Department of Cardiology, Medical Center Groningen, University of Groningen, Groningen, The Netherlands.
Circ Heart Fail. 2013 Mar;6(2):219-26. doi: 10.1161/CIRCHEARTFAILURE.112.000129. Epub 2013 Feb 8.
In several cross-sectional analyses, circulating baseline levels of galectin-3, a protein involved in myocardial fibrosis and remodeling, have been associated with increased risk for morbidity and mortality in patients with heart failure (HF). The importance and clinical use of repeated measurements of galectin-3 have not yet been reported.

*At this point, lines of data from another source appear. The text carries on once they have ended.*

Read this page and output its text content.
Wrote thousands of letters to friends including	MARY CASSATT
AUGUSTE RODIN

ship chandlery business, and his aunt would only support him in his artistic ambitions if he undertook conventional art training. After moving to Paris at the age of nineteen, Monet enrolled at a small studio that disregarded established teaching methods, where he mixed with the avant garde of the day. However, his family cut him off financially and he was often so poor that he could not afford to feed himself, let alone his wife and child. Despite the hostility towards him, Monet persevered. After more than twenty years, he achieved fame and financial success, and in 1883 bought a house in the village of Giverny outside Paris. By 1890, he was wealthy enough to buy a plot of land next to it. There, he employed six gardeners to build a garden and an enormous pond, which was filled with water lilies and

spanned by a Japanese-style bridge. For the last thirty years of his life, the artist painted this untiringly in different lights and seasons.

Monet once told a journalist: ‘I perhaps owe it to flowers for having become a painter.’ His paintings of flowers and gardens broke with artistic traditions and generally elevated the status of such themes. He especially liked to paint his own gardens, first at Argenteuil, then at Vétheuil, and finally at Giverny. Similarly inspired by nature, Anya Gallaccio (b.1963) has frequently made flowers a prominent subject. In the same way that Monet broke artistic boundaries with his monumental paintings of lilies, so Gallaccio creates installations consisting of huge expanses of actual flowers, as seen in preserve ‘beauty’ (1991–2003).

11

Plasma galectin-3 was measured at baseline and at 3 months in patients enrolled in the Controlled Rosuvastatin Multinational Trial in Heart Failure (CORONA) trial (n=1329), and at baseline and at 6 months in patients enrolled in the Coordinating Study Evaluating Outcomes of Advising and Counseling Failure (COACH) trial (n=324). Patient results were analyzed by categorical and percentage changes in galectin-3 level. A threshold value of 17.8 ng/mL or 15% change from baseline was used to categorize patients. Increasing galectin-3 levels over time, from a low to high galectin-3 category, were associated with significantly more HF hospitalization and mortality compared with stable or decreasing galectin-3 levels (hazard ratio in CORONA, 1.60; 95% confidence interval, 1.13-2.25; P=0.007; hazard ratio in COACH, 2.38; 95% confidence interval, 1.02-5.55; P=0.046). In addition, patients whose galectin-3 increased by >15% between measurements had a 50% higher relative hazard of adverse event than those whose galectin-3 stayed within ±15% of the baseline value, independent of age, sex, diabetes mellitus, left ventricular ejection fraction, renal function, medication (β-blocker, angiotensin converting enzyme inhibitor, and angiotensin receptor blocker), and N-terminal probrain natriuretic peptide (hazard ratio in CORONA, 1.50; 95% confidence interval, 1.17-1.92; P=0.001). The impact of changing galectin-3 levels on other secondary end points was comparable.
In 2 large cohorts of patients with chronic and acute decompensated HF, repeated measurements of galectin-3 level provided important and significant prognostic value in identifying patients with HF at elevated risk for subsequent HF morbidity and mortality.
在几项横断面分析中,参与心肌纤维化和重塑的蛋白半乳糖凝集素-3 的循环基础水平与心力衰竭(HF)患者的发病率和死亡率增加相关。然而,尚未报道重复测量半乳糖凝集素-3 的重要性和临床应用。
在参与控制瑞舒伐他汀多国心力衰竭试验(CORONA)的患者中(n=1329),基线和 3 个月时测量血浆半乳糖凝集素-3,在参与协调研究评估咨询和辅导失败的结果(COACH)试验的患者中(n=324),基线和 6 个月时测量血浆半乳糖凝集素-3。通过半乳糖凝集素-3 水平的分类和百分比变化分析患者结果。使用 17.8ng/mL 或 15%的基线变化作为截断值来分类患者。与稳定或降低的半乳糖凝集素-3 水平相比,随着时间的推移,从低半乳糖凝集素-3 水平到高水平的半乳糖凝集素-3 水平增加与 HF 住院和死亡率显著增加相关(CORONA 中的危险比,1.60;95%置信区间,1.13-2.25;P=0.007;COACH 中的危险比,2.38;95%置信区间,1.02-5.55;P=0.046)。此外,与半乳糖凝集素-3 保持在基线值±15%范围内的患者相比,半乳糖凝集素-3 测量值之间增加>15%的患者发生不良事件的相对危险度增加了 50%,这独立于年龄、性别、糖尿病、左心室射血分数、肾功能、药物(β受体阻滞剂、血管紧张素转换酶抑制剂和血管紧张素受体阻滞剂)和 N 末端脑钠肽前体(CORONA 中的危险比,1.50;95%置信区间,1.17-1.92;P=0.001)。改变半乳糖凝集素-3 水平对其他次要终点的影响相当。
在 2 个大型慢性和急性失代偿性 HF 患者队列中,重复测量半乳糖凝集素-3 水平在识别 HF 发病率和死亡率风险增加的 HF 患者方面提供了重要且有意义的预后价值。